The Prime Minister described the episode as catastrophic, and declared herself "so mad" that the money was not available for local content and better-quality news and current affairs. The culture at TVNZ was one of extravagance, she said. What followed, driven by the Government, was a concerted effort to cut the pay of TVNZ presenters. With the board and management effectively sidelined, those presenters became, in effect, the fall-guys for the Hawkesby debacle. Mr Ellis, himself, was quizzed by the then Broadcasting Minister's staff on his employment contract and the cost of ending it early. It was hardly a surprise that he left when that contract expired in 2002.

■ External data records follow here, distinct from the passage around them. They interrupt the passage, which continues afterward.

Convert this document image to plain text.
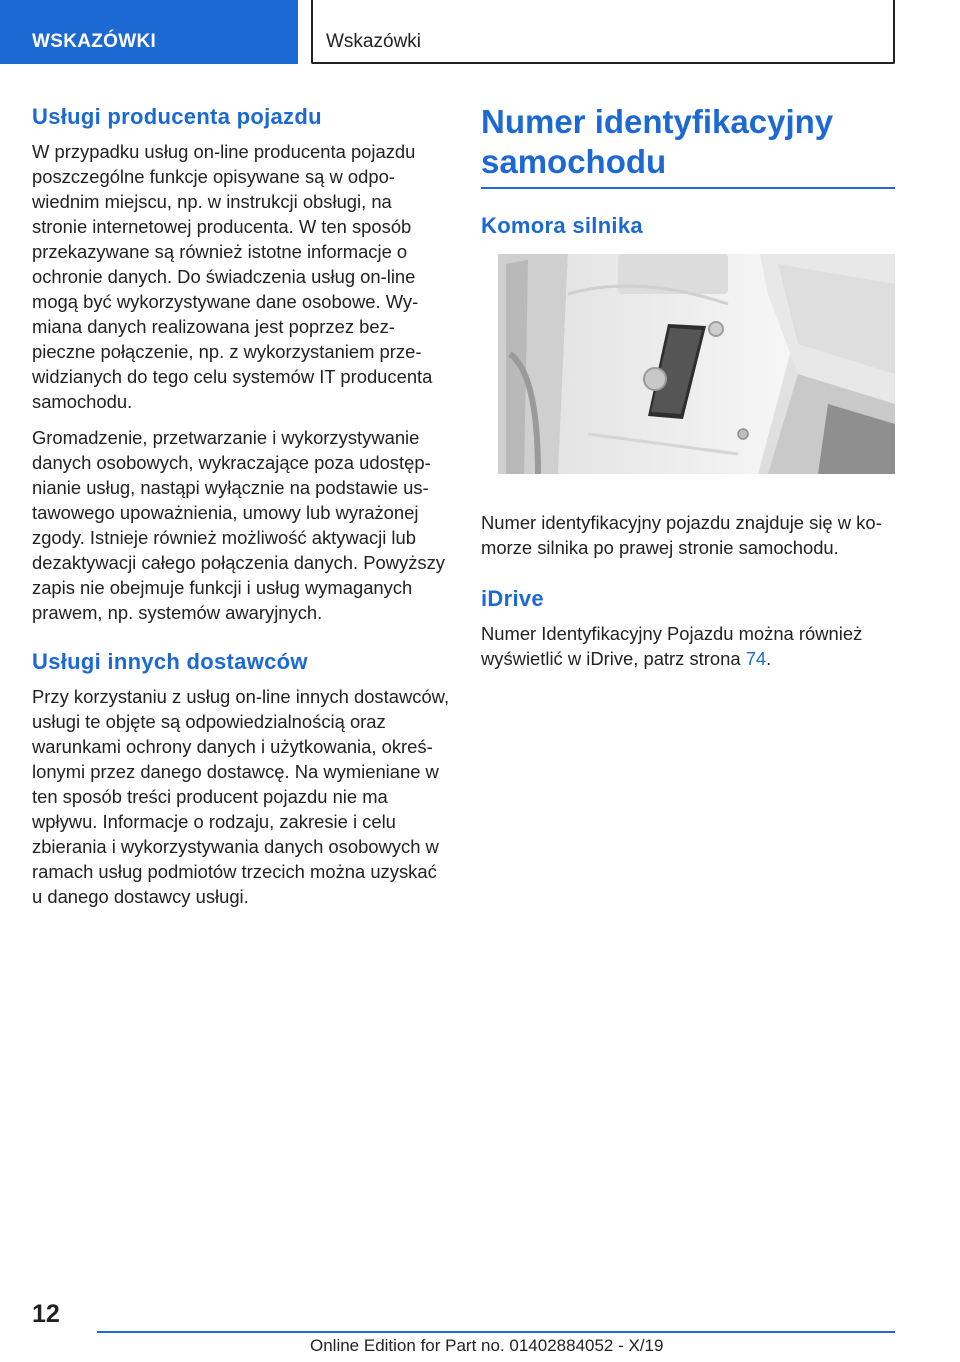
WSKAZÓWKI	Wskazówki
Usługi producenta pojazdu

W przypadku usług on-line producenta pojazdu poszczególne funkcje opisywane są w odpowiednim miejscu, np. w instrukcji obsługi, na stronie internetowej producenta. W ten sposób przekazywane są również istotne informacje o ochronie danych. Do świadczenia usług on-line mogą być wykorzystywane dane osobowe. Wymiana danych realizowana jest poprzez bezpieczne połączenie, np. z wykorzystaniem przewidzianych do tego celu systemów IT producenta samochodu.

Gromadzenie, przetwarzanie i wykorzystywanie danych osobowych, wykraczające poza udostępnianie usług, nastąpi wyłącznie na podstawie ustawowego upoważnienia, umowy lub wyrażonej zgody. Istnieje również możliwość aktywacji lub dezaktywacji całego połączenia danych. Powyższy zapis nie obejmuje funkcji i usług wymaganych prawem, np. systemów awaryjnych.

Usługi innych dostawców

Przy korzystaniu z usług on-line innych dostawców, usługi te objęte są odpowiedzialnością oraz warunkami ochrony danych i użytkowania, określonymi przez danego dostawcę. Na wymieniane w ten sposób treści producent pojazdu nie ma wpływu. Informacje o rodzaju, zakresie i celu zbierania i wykorzystywania danych osobowych w ramach usług podmiotów trzecich można uzyskać u danego dostawcy usługi.

Numer identyfikacyjny samochodu
Komora silnika

Numer identyfikacyjny pojazdu znajduje się w komorze silnika po prawej stronie samochodu.

iDrive

Numer Identyfikacyjny Pojazdu można również wyświetlić w iDrive, patrz strona 74.

12
Online Edition for Part no. 01402884052 - X/19
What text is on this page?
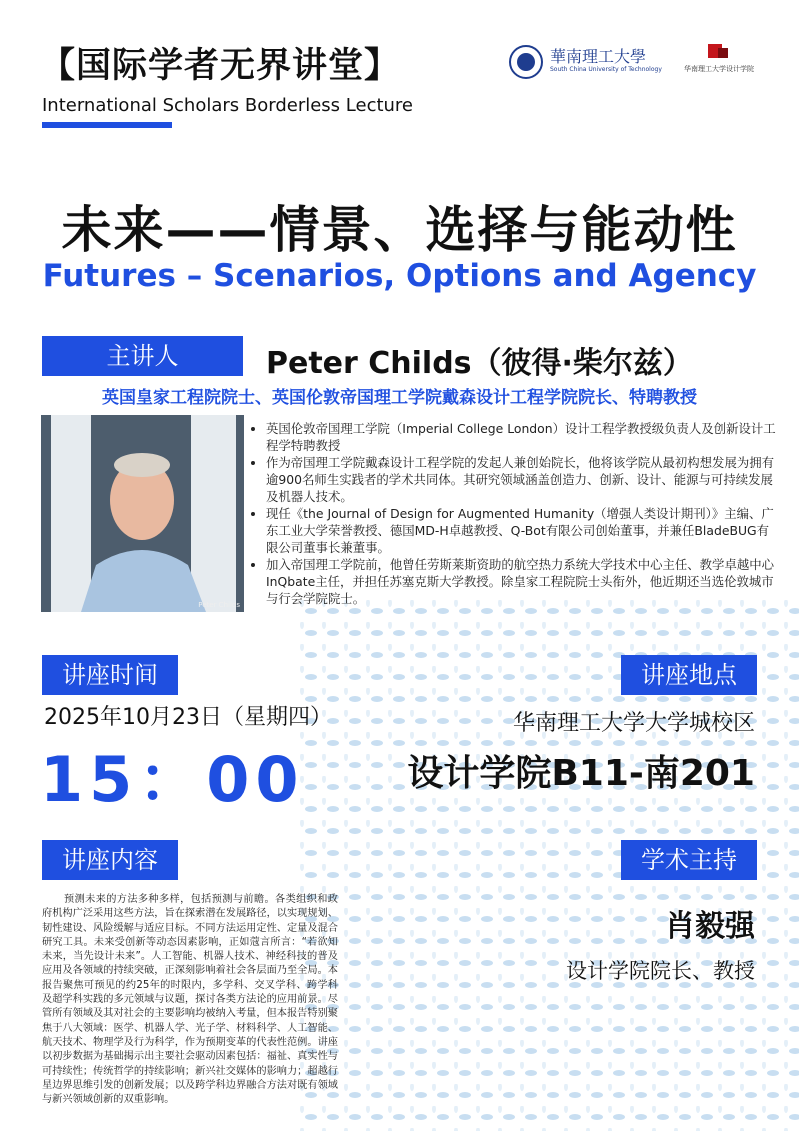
【国际学者无界讲堂】
International Scholars Borderless Lecture
華南理工大學
South China University of Technology	华南理工大学设计学院
未来——情景、选择与能动性
Futures – Scenarios, Options and Agency
主讲人	Peter Childs（彼得·柴尔兹）
英国皇家工程院院士、英国伦敦帝国理工学院戴森设计工程学院院长、特聘教授
Peter Childs
• 英国伦敦帝国理工学院（Imperial College London）设计工程学教授级负责人及创新设计工程学特聘教授
• 作为帝国理工学院戴森设计工程学院的发起人兼创始院长，他将该学院从最初构想发展为拥有逾900名师生实践者的学术共同体。其研究领域涵盖创造力、创新、设计、能源与可持续发展及机器人技术。
• 现任《the Journal of Design for Augmented Humanity（增强人类设计期刊）》主编、广东工业大学荣誉教授、德国MD-H卓越教授、Q-Bot有限公司创始董事，并兼任BladeBUG有限公司董事长兼董事。
• 加入帝国理工学院前，他曾任劳斯莱斯资助的航空热力系统大学技术中心主任、教学卓越中心InQbate主任，并担任苏塞克斯大学教授。除皇家工程院院士头衔外，他近期还当选伦敦城市与行会学院院士。
讲座时间	讲座地点
2025年10月23日（星期四）
15：00
华南理工大学大学城校区
设计学院B11-南201
讲座内容	学术主持
预测未来的方法多种多样，包括预测与前瞻。各类组织和政府机构广泛采用这些方法，旨在探索潜在发展路径，以实现规划、韧性建设、风险缓解与适应目标。不同方法运用定性、定量及混合研究工具。未来受创新等动态因素影响，正如蔻言所言：“若欲知未来，当先设计未来”。人工智能、机器人技术、神经科技的普及应用及各领域的持续突破，正深刻影响着社会各层面乃至全局。本报告聚焦可预见的约25年的时限内，多学科、交叉学科、跨学科及超学科实践的多元领域与议题，探讨各类方法论的应用前景。尽管所有领域及其对社会的主要影响均被纳入考量，但本报告特别聚焦于八大领域：医学、机器人学、光子学、材料科学、人工智能、航天技术、物理学及行为科学，作为预期变革的代表性范例。讲座以初步数据为基础揭示出主要社会驱动因素包括：福祉、真实性与可持续性；传统哲学的持续影响；新兴社交媒体的影响力；超越行星边界思维引发的创新发展；以及跨学科边界融合方法对既有领域与新兴领域创新的双重影响。
肖毅强
设计学院院长、教授
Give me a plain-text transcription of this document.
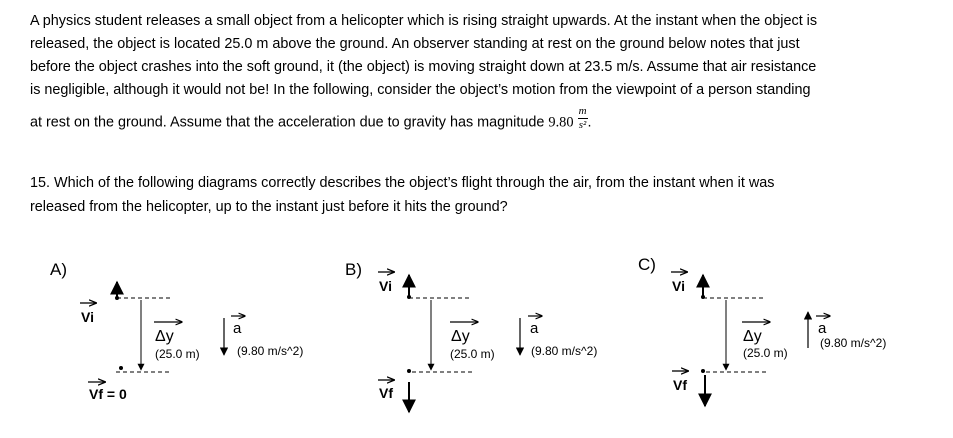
A physics student releases a small object from a helicopter which is rising straight upwards. At the instant when the object is

released, the object is located 25.0 m above the ground. An observer standing at rest on the ground below notes that just

before the object crashes into the soft ground, it (the object) is moving straight down at 23.5 m/s. Assume that air resistance

is negligible, although it would not be! In the following, consider the object’s motion from the viewpoint of a person standing

at rest on the ground. Assume that the acceleration due to gravity has magnitude $9.80 \frac{m}{\text{s²}}$ .

15. Which of the following diagrams correctly describes the object’s flight through the air, from the instant when it was

released from the helicopter, up to the instant just before it hits the ground?

A)
Vi
Δy
(25.0 m)
a
(9.80 m/s^2)
Vf = 0
B)
Vi
Δy
(25.0 m)
a
(9.80 m/s^2)
Vf
C)
Vi
Δy
(25.0 m)
a
(9.80 m/s^2)
Vf
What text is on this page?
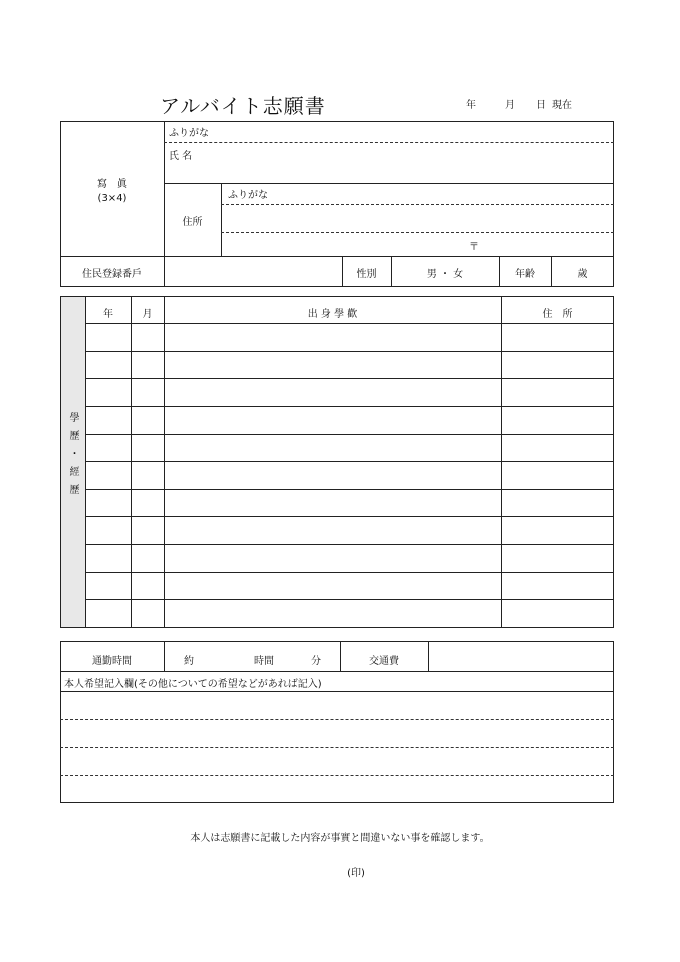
アルバイト志願書	年	月 日 現在
寫　眞
(3×4)
ふりがな
氏 名
住所
ふりがな
〒
住民登録番戶	性別	男 ・ 女	年齢	歲
學歷・經歷
年	月	出 身 學 歡	住　所
通勤時間	約	時間	分	交通費
本人希望記入欄(その他についての希望などがあれば記入)
本人は志願書に記載した内容が事實と間違いない事を確認します。
(印)
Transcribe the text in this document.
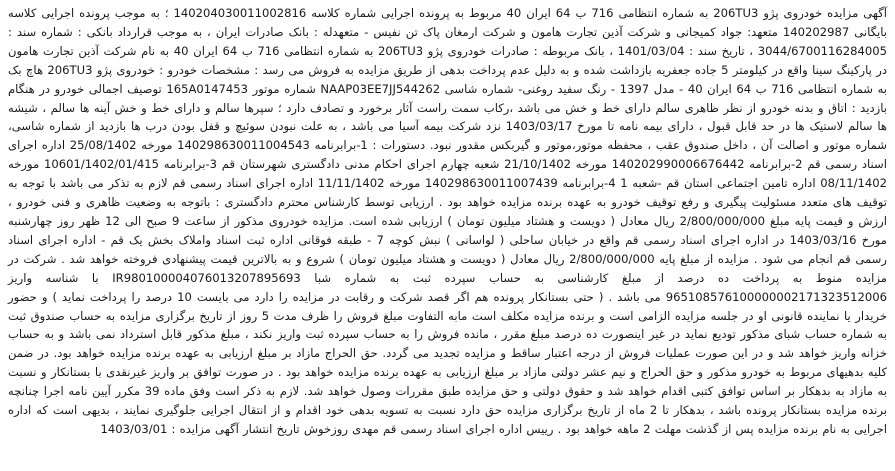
آگهی مزایده خودروی پژو 206TU3 به شماره انتظامی 716 ب 64 ایران 40 مربوط به پرونده اجرایی شماره کلاسه 140204030011002816 ؛ به موجب پرونده اجرایی کلاسه بایگانی 140202987 متعهد: جواد کمیجانی و شرکت آذین تجارت هامون و شرکت ارمغان پاک تن نفیس - متعهدله : بانک صادرات ایران ، به موجب قرارداد بانکی : شماره سند : 3044/6700116284005 ، تاریخ سند : 1401/03/04 ، بانک مربوطه : صادرات خودروی پژو 206TU3 به شماره انتظامی 716 ب 64 ایران 40 به نام شرکت آذین تجارت هامون در پارکینگ سینا واقع در کیلومتر 5 جاده جعفریه بازداشت شده و به دلیل عدم پرداخت بدهی از طریق مزایده به فروش می رسد : مشخصات خودرو : خودروی پژو 206TU3 هاچ بک به شماره انتظامی 716 ب 64 ایران 40 - مدل 1397 - رنگ سفید روغنی- شماره شاسی NAAP03EE7JJ544262 شماره موتور 165A0147453 توصیف اجمالی خودرو در هنگام بازدید : اتاق و بدنه خودرو از نظر ظاهری سالم دارای خط و خش می باشد ،رکاب سمت راست آثار برخورد و تصادف دارد ؛ سپرها سالم و دارای خط و خش آینه ها سالم ، شیشه ها سالم لاستیک ها در حد قابل قبول ، دارای بیمه نامه تا مورخ 1403/03/17 نزد شرکت بیمه آسیا می باشد ، به علت نبودن سوئیچ و قفل بودن درب ها بازدید از شماره شاسی، شماره موتور و اصالت آن ، داخل صندوق عقب ، محفظه موتور،موتور و گیربکس مقدور نبود. دستورات : 1-برابرنامه 140298630011004543 مورخه 25/08/1402 اداره اجرای اسناد رسمی قم 2-برابرنامه 140202990006676442 مورخه 21/10/1402 شعبه چهارم اجرای احکام مدنی دادگستری شهرستان قم 3-برابرنامه 10601/1402/01/415 مورخه 08/11/1402 اداره تامین اجتماعی استان قم -شعبه 1 4-برابرنامه 140298630011007439 مورخه 11/11/1402 اداره اجرای اسناد رسمی قم لازم به تذکر می باشد با توجه به توقیف های متعدد مسئولیت پیگیری و رفع توقیف خودرو به عهده برنده مزایده خواهد بود . ارزیابی توسط کارشناس محترم دادگستری : باتوجه به وضعیت ظاهری و فنی خودرو ، ارزش و قیمت پایه مبلغ 2/800/000/000 ریال معادل ( دویست و هشتاد میلیون تومان ) ارزیابی شده است. مزایده خودروی مذکور از ساعت 9 صبح الی 12 ظهر روز چهارشنبه مورخ 1403/03/16 در اداره اجرای اسناد رسمی قم واقع در خیابان ساحلی ( لواسانی ) نبش کوچه 7 - طبقه فوقانی اداره ثبت اسناد واملاک بخش یک قم - اداره اجرای اسناد رسمی قم انجام می شود . مزایده از مبلغ پایه 2/800/000/000 ریال معادل ( دویست و هشتاد میلیون تومان ) شروع و به بالاترین قیمت پیشنهادی فروخته خواهد شد . شرکت در مزایده منوط به پرداخت ده درصد از مبلغ کارشناسی به حساب سپرده ثبت به شماره شبا IR980100004076013207895693 با شناسه واریز 965108576100000002171323512006 می باشد . ( حتی بستانکار پرونده هم اگر قصد شرکت و رقابت در مزایده را دارد می بایست 10 درصد را پرداخت نماید ) و حضور خریدار یا نماینده قانونی او در جلسه مزایده الزامی است و برنده مزایده مکلف است مابه التفاوت مبلغ فروش را ظرف مدت 5 روز از تاریخ برگزاری مزایده به حساب صندوق ثبت به شماره حساب شبای مذکور تودیع نماید در غیر اینصورت ده درصد مبلغ مقرر ، مانده فروش را به حساب سپرده ثبت واریز نکند ، مبلغ مذکور قابل استرداد نمی باشد و به حساب خزانه واریز خواهد شد و در این صورت عملیات فروش از درجه اعتبار ساقط و مزایده تجدید می گردد. حق الحراج مازاد بر مبلغ ارزیابی به عهده برنده مزایده خواهد بود. در ضمن کلیه بدهیهای مربوط به خودرو مذکور و حق الحراج و نیم عشر دولتی مازاد بر مبلغ ارزیابی به عهده برنده مزایده خواهد بود . در صورت توافق بر واریز غیرنقدی با بستانکار و نسبت به مازاد به بدهکار بر اساس توافق کتبی اقدام خواهد شد و حقوق دولتی و حق مزایده طبق مقررات وصول خواهد شد. لازم به ذکر است وفق ماده 39 مکرر آیین نامه اجرا چنانچه برنده مزایده بستانکار پرونده باشد ، بدهکار تا 2 ماه از تاریخ برگزاری مزایده حق دارد نسبت به تسویه بدهی خود اقدام و از انتقال اجرایی جلوگیری نمایند ، بدیهی است که اداره اجرایی به نام برنده مزایده پس از گذشت مهلت 2 ماهه خواهد بود . رییس اداره اجرای اسناد رسمی قم مهدی روزخوش تاریخ انتشار آگهی مزایده : 1403/03/01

His reappointment only emphasises the folly of the Government's approach. Rather than harass the management and board, it should have reflected on the fact that the commercial model which underpinned such contracts was engineered by successive Governments. And that, no matter how much it disapproved of the grossly inflated salaries of presenters, or to what degree many of its supporters were stricken by envy, this was not an area in which it should be involved. TVNZ, far more than it, knew the worth of the people who provided its human face, and their importance to its ratings and profitability.
The repercussions of the interference have merely confirmed the lack of judgment. Over the past few years, falling confidence inside TVNZ has been matched only by a slump in popular esteem. Finally, the assault on the "culture of extravagance" culminated, somewhat bizarrely, in the resignation last year of the previous chief executive, Ian Fraser, after he was instructed by the board to involve himself in key contract negotiations.
New chairman Sir John Anderson and the TVNZ board have chosen Mr Fraser's successor for the right reasons. Mr Ellis' previous tenure and experience as a manager of corporate operations suggests he has the wherewithal to stabilise the company, restore confidence, respond to TV3's challenge and lead TVNZ into digital broadcasting. The job this time is tougher, however, because of the public broadcasting charter introduced in the wake of his departure.
But it should help that by now the Government must surely have learned a lesson. Its interference succeeded only in cultivating a dysfunctional culture and significantly eroding shareholder value. The broadcaster's board intimated as much with the barb that is implicit in this appointment. TVNZ once had a winning formula. Mr Ellis' task is to rediscover it. The Government can help by butting out.